Erekat, Kerry, Livni (Photo: AFP)
Dani Dayan, formerly the Yesha council chairman, was also concerned with the interim state scenario, but said that for now, he chooses to "keep cool."
"Settlers are very concerned with the ongoing process, but I don't believe Abbas is able to sign a peace agreement. However, the Right and the settlements have an actual concern of the possibility of other outlines, including some sort of an interim agreement."
So far, officials in the Right have not voiced any intentions of undermining the government or bringing about Habayit Hayehudi's withdrawal from the coalition, though Naftali Bennett's party is trying to push forward the referendum bill and a declaration of continued settlement construction.

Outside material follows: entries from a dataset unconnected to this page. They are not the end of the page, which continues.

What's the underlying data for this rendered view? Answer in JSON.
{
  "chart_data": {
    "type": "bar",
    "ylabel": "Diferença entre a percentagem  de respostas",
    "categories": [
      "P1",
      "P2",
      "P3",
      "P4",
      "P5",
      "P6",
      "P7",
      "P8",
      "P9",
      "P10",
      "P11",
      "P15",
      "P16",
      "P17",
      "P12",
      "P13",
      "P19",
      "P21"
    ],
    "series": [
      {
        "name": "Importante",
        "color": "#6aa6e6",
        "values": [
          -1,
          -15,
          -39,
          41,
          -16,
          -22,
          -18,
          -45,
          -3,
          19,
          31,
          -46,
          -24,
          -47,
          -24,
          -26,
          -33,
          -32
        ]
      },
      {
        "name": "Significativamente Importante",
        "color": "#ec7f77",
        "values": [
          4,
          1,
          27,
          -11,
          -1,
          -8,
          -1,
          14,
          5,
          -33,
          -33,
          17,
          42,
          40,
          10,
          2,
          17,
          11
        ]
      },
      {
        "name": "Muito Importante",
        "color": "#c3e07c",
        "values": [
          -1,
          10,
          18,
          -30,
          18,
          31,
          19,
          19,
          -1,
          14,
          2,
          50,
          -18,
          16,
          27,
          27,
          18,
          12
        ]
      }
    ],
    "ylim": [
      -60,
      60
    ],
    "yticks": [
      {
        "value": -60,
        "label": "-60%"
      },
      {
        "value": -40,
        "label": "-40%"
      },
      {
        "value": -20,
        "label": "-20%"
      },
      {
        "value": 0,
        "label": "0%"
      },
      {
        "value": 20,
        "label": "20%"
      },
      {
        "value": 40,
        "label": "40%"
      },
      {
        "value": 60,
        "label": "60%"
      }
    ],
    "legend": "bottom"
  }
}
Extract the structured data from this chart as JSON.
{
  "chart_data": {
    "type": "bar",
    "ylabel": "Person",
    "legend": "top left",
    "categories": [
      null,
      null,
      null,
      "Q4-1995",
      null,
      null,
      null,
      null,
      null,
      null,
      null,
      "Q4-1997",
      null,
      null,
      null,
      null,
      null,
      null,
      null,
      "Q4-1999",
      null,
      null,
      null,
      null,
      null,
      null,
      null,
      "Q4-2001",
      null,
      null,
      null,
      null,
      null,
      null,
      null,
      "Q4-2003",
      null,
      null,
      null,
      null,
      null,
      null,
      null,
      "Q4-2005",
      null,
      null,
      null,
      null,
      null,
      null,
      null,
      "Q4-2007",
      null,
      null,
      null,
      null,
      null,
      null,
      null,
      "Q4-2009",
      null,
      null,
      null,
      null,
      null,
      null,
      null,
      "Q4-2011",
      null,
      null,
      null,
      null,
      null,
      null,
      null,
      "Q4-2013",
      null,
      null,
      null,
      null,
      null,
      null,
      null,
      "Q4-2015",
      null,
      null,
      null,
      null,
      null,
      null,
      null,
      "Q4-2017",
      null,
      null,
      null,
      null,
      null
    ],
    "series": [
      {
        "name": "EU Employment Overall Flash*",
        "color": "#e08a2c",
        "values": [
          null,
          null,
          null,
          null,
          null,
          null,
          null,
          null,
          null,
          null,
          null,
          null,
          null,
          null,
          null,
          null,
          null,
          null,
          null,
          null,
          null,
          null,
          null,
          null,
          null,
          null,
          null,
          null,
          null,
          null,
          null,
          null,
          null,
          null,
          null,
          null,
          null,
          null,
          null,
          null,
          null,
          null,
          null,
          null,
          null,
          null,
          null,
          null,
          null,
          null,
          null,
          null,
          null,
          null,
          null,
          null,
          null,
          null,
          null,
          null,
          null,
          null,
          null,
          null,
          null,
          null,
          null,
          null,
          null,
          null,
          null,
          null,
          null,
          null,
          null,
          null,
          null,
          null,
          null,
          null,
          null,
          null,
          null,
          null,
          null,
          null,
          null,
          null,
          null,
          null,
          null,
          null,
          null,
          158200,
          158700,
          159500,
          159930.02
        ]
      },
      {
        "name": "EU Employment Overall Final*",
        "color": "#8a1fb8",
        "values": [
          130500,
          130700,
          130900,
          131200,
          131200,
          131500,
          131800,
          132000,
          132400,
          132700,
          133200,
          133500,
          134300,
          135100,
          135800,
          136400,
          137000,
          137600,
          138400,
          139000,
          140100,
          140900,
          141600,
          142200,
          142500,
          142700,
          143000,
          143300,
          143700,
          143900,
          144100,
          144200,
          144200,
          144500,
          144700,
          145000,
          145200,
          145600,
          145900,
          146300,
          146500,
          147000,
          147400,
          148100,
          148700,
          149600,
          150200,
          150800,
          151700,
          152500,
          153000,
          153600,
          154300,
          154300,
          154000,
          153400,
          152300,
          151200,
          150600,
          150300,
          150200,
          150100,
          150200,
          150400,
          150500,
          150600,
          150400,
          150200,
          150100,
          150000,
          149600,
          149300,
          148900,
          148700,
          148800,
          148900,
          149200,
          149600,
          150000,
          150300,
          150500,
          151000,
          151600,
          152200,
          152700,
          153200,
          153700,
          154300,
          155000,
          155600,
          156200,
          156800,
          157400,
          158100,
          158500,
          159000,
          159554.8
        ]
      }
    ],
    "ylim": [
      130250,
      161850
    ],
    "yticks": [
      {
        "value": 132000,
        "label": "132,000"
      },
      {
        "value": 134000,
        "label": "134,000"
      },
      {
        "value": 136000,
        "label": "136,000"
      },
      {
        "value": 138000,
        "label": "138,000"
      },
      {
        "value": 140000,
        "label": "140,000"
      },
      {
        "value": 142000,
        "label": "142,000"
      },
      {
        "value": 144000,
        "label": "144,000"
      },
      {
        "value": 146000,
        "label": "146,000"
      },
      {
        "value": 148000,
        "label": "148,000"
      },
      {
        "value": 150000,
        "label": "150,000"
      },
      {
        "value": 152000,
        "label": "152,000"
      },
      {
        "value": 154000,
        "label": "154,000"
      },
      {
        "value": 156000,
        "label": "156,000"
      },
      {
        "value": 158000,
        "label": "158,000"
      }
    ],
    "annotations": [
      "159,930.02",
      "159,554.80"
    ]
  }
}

Officials close to the PM hinted that it is not unthinkable that Netanyahu will announce the construction of hundreds of housing units in the settlements. "When there'll be something to announce, the PM will announce it," said an associate of Netanyahu.
"Israel did not make any commitment not to build in the course of the talks preceding the negotiation's resumption," he added.
As talks develop, the negotiation teams are expected to expand. So far, Livni and Attorney Yitzhak Molcho, the PM's special emissary, are leading the Israeli team, but the IDF 's planning division, which took part in peace talks over the last 20 years, is expected to join in as well.
Also, the team will be attached with at least one international law specialist, as well as other specialists to deal with the borders and security issues.
The Palestinian team is led by chief negotiator Saeb Erekat and President Mahmoud Abbas' adviser, Mohammed Shtayyeh, both of whom have been major players in failed negotiations with the Israelis since 1991.